No further coal plants will be built and additional protections will be extended to protect the country’s forests.

The bold move, announced this past weekend by a government-appointed body known as the Coal Commission, is a strong gesture from one of the world’s top coal consumers that signals the country’s seriousness in the fight against climate change and for the adoption of renewable energy.

The plan, which Chancellor Angela Merkel is expected to adopt, will also see over $45 billion committed toward easing the transition to clean energy and creating up to 5,000 new jobs in the coal-producing regions of Brandenburg, Saxony, Saxony-Anhalt, and North Rhine-Westphalia.
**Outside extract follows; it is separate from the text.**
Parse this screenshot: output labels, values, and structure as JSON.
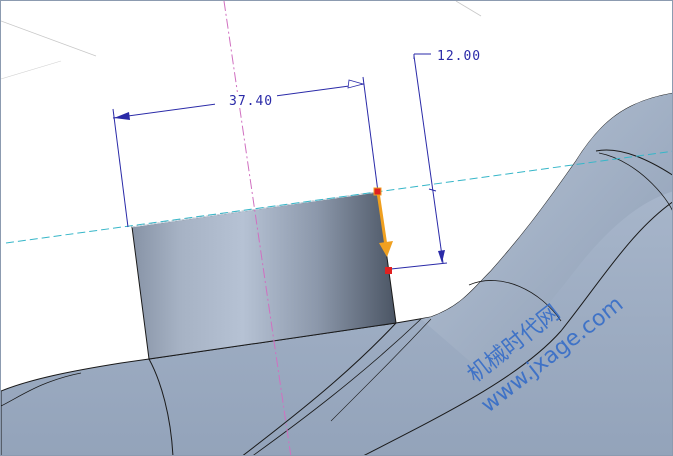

The plan will see 65 to 80 percent of the country’s power come from renewable sources by 2040, with the rest likely coming from imported natural gas.

The burning of coal accounted for over 42 percent of the country’s energy in 2016, according to the International Energy Agency, but it also spews huge amounts of carbon dioxide and other gases into the air, contributing greatly to global climate change.

Germany’s coal plants, that fuel the fourth-largest economy in the world, are presently the largest source of carbon dioxide in Europe. Germany is also the sixth biggest CO2 emitter in the world.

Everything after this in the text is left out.